Worthy of note is the tight collaboration between the city, state, USDA and economic development organisations. A strategic, concerted 20 year effort to develop a position in agri-tech has resulted in the development of focussed centres across St Louis – most significantly being Creve Coeur, historically a farming community and now home to Bayer’s global R&D HQ with nearly a hectare of glasshouse space, making it the largest research glasshouse in North America. This area is poised for growth to rival the 39 North cluster of life science companies.

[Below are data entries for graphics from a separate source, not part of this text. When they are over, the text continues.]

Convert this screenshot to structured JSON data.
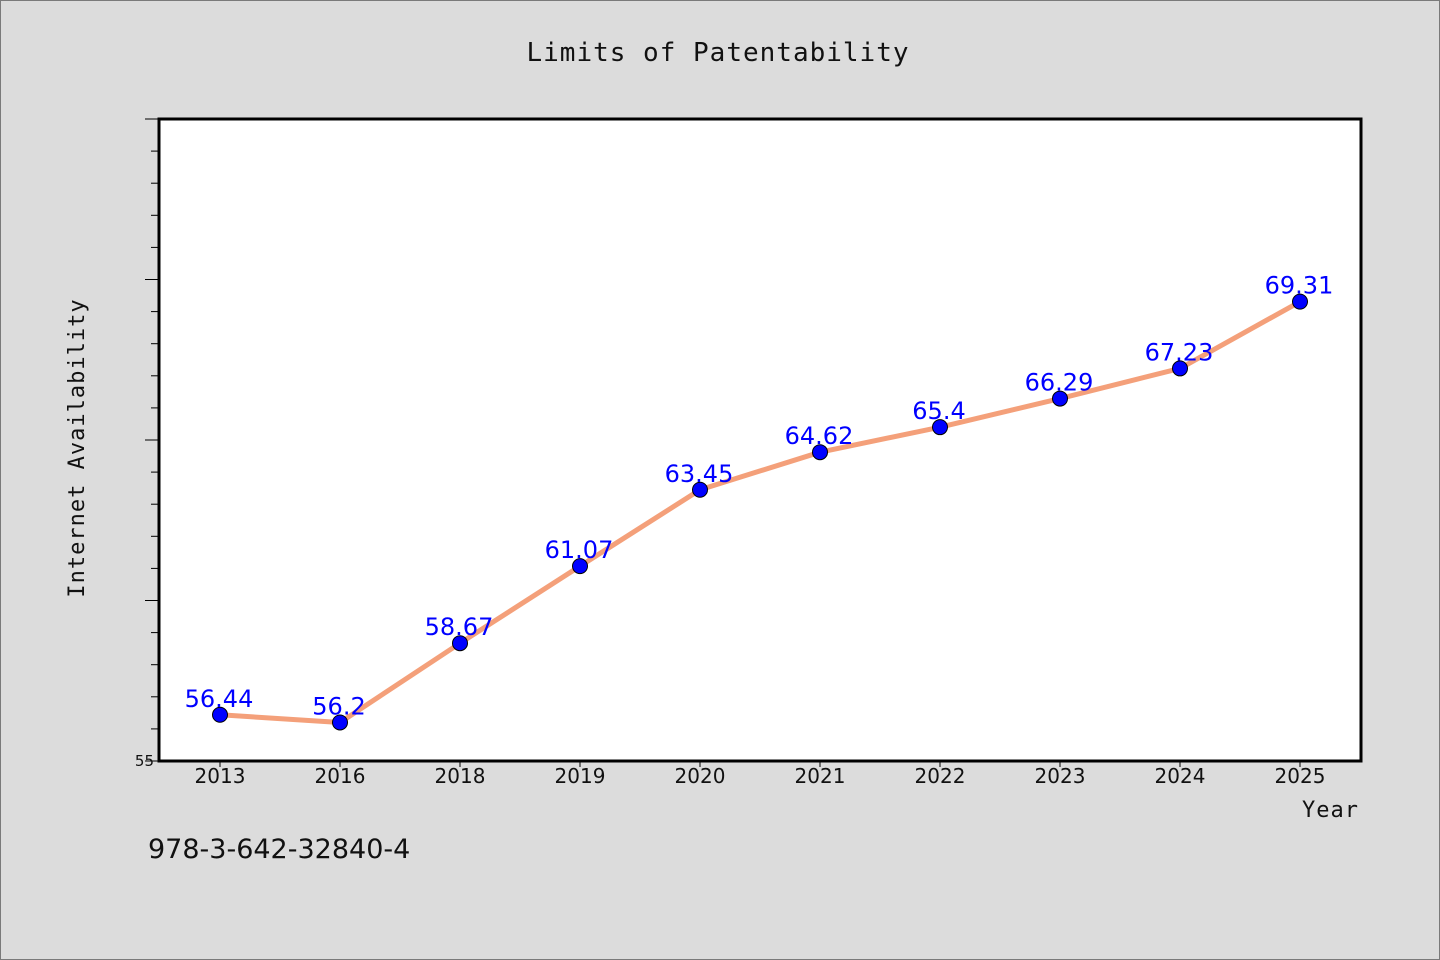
{
  "chart_data": {
    "type": "line",
    "title": "Limits of Patentability",
    "xlabel": "Year",
    "ylabel": "Internet Availability",
    "categories": [
      "2013",
      "2016",
      "2018",
      "2019",
      "2020",
      "2021",
      "2022",
      "2023",
      "2024",
      "2025"
    ],
    "series": [
      {
        "values": [
          56.44,
          56.2,
          58.67,
          61.07,
          63.45,
          64.62,
          65.4,
          66.29,
          67.23,
          69.31
        ],
        "labels": [
          "56.44",
          "56.2",
          "58.67",
          "61.07",
          "63.45",
          "64.62",
          "65.4",
          "66.29",
          "67.23",
          "69.31"
        ],
        "line_color": "#f4a07a",
        "marker_color": "#0000ff"
      }
    ],
    "ylim": [
      55,
      75
    ],
    "ytick_labels": [
      "55"
    ],
    "grid": false,
    "legend": "none"
  },
  "footer": {
    "isbn": "978-3-642-32840-4"
  }
}
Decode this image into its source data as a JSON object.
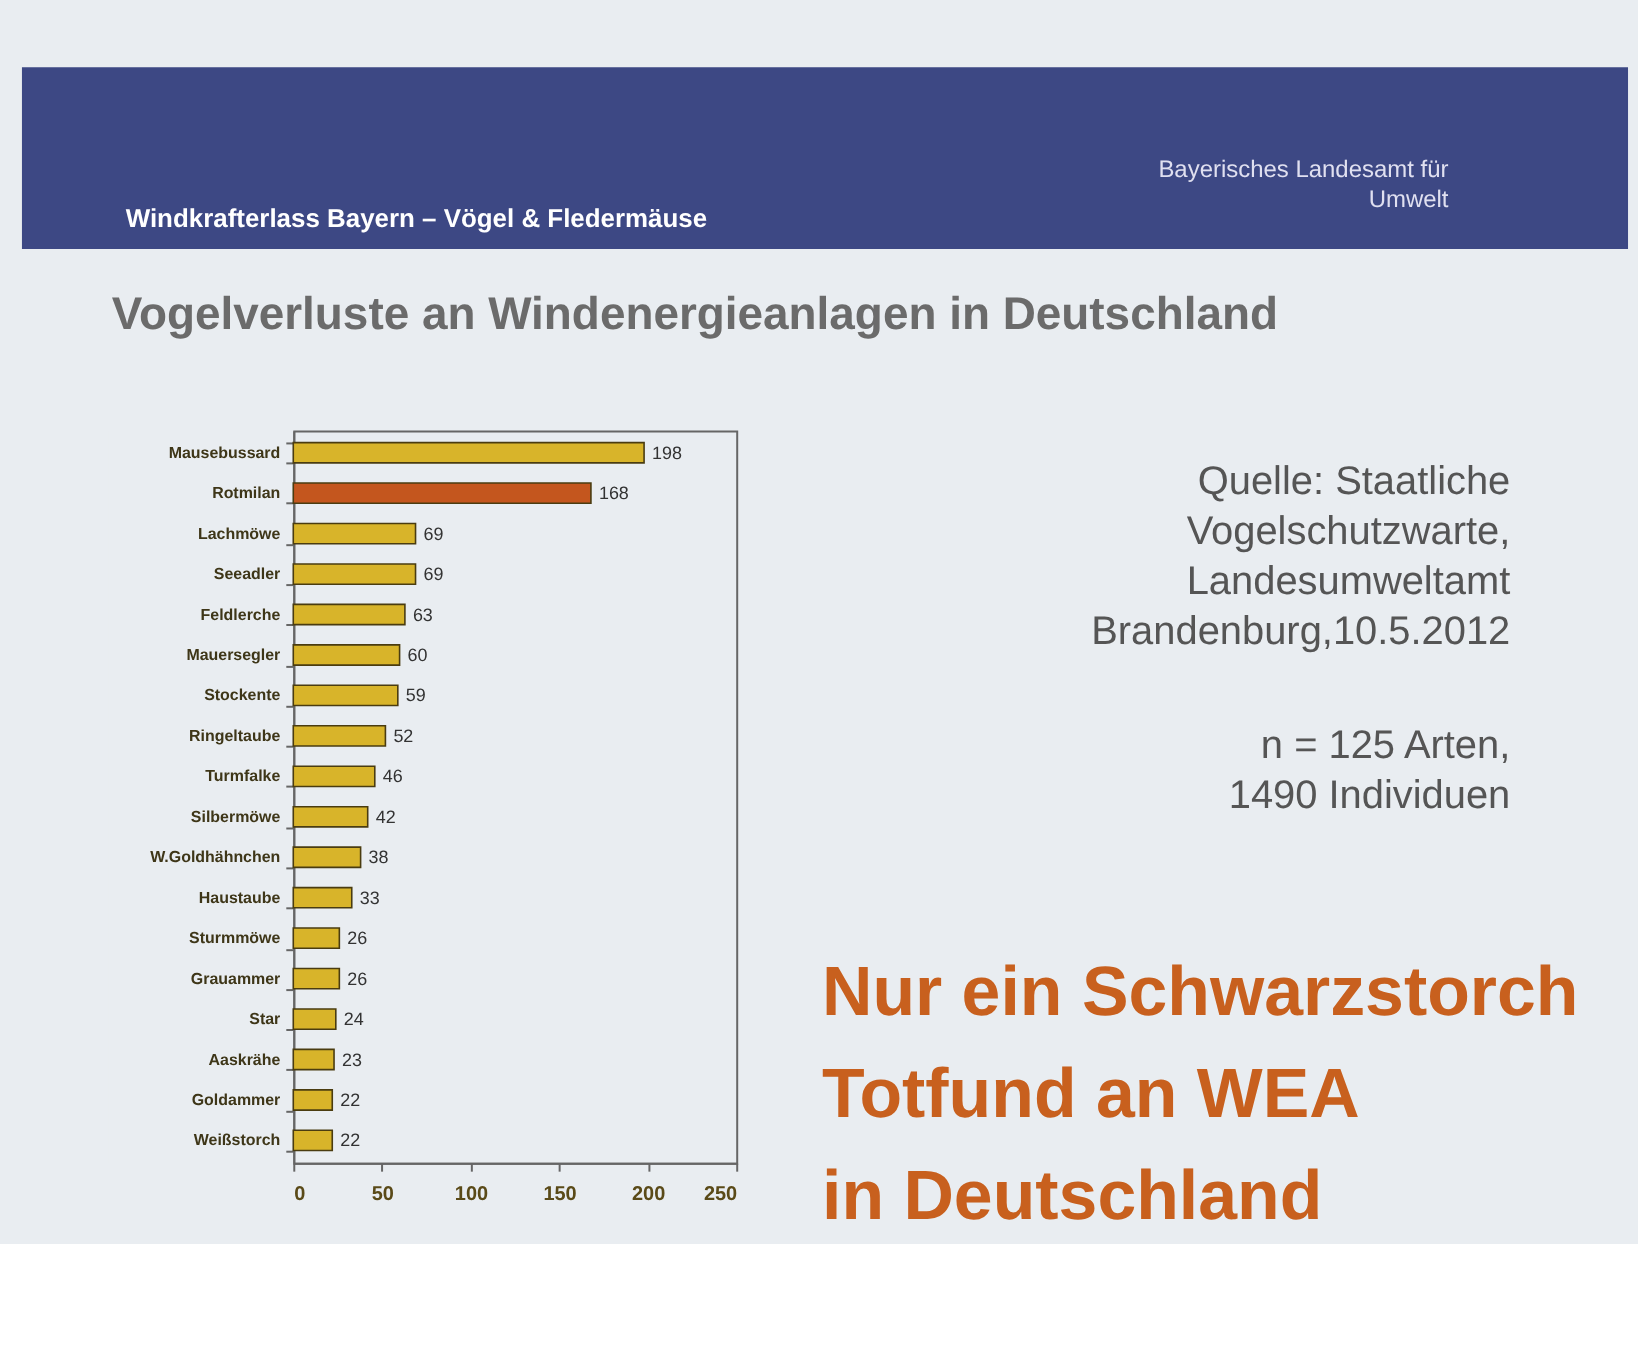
{
  "chart_data": {
    "type": "bar",
    "orientation": "horizontal",
    "title": "Vogelverluste an Windenergieanlagen in Deutschland",
    "categories": [
      "Mausebussard",
      "Rotmilan",
      "Lachmöwe",
      "Seeadler",
      "Feldlerche",
      "Mauersegler",
      "Stockente",
      "Ringeltaube",
      "Turmfalke",
      "Silbermöwe",
      "W.Goldhähnchen",
      "Haustaube",
      "Sturmmöwe",
      "Grauammer",
      "Star",
      "Aaskrähe",
      "Goldammer",
      "Weißstorch"
    ],
    "values": [
      198,
      168,
      69,
      69,
      63,
      60,
      59,
      52,
      46,
      42,
      38,
      33,
      26,
      26,
      24,
      23,
      22,
      22
    ],
    "colors": [
      "#d8b42a",
      "#c4561e",
      "#d8b42a",
      "#d8b42a",
      "#d8b42a",
      "#d8b42a",
      "#d8b42a",
      "#d8b42a",
      "#d8b42a",
      "#d8b42a",
      "#d8b42a",
      "#d8b42a",
      "#d8b42a",
      "#d8b42a",
      "#d8b42a",
      "#d8b42a",
      "#d8b42a",
      "#d8b42a"
    ],
    "xlim": [
      0,
      250
    ],
    "xticks": [
      0,
      50,
      100,
      150,
      200,
      250
    ],
    "grid": false,
    "data_labels": true,
    "annotations": [
      "Windkrafterlass Bayern – Vögel & Fledermäuse",
      "Bayerisches Landesamt für\nUmwelt",
      "Quelle: Staatliche\nVogelschutzwarte,\nLandesumweltamt\nBrandenburg,10.5.2012",
      "n = 125 Arten,\n1490 Individuen",
      "Nur ein Schwarzstorch\nTotfund an WEA\nin Deutschland"
    ]
  }
}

St Louis is a great example of a plan coming good around realising the value and potential of crop and plant sciences. It has had its visionaries – notably Donald Danforth (after whom the Danforth Centre for Plant Science is named) and Henry Shaw, entrepreneur and botanist who founded the Missouri Botanical Garden, which is home to one of the world’s leading herbarium collections. Fast forward to today, which sees possibly the world’s largest concentration of plant science PhDs with an eye for collaboration and the will to harness technology to improve agriculture and benefit farmers.

Critical to this success has been the partnership between public and private sectors and a strategy to support the growing agri-tech cluster. Rarely is such close-knit collaboration seen – despite widespread appetites to build successful clusters. This is key to the success of the greater St Louis ecosystem.

The UK delegation were looking for partnerships, collaborators, clients and customers, using the St St Louis region as a launch pad to the wider US market. But it was hard not to draw comparisons between the UK’s agri-tech innovation ecosystem and that of St Louis and the wider Missouri state.

Let’s look at the key elements:

  • World-leading research? Check.
  • Enabling environment for businesses to start and thrive? Check.
  • An agricultural industry looking for new technology solutions? Check.
  • Mix of large and small agri-tech businesses allowing open innovation and collaboration? Check.

But part of the aim of the mission was to learn lessons, and learn we did. The importance of enabling fiscal environments, the importance of accelerators, and close links with policymakers in the USDA were all very evident. One lunch meeting consisted of the Missouri Dept of Agriculture, the University Vice-Chancellor, senior academics, and businesses, including farmers. It was clear all knew each other, trusted each other, and worked together.

As Missouri’s famous son, Mark Twain once said, “There are two types of people, those who accomplish things, and those who claim to have accomplished things. The first group is less crowded.”

It was a pleasure to spend the week with people in the first group.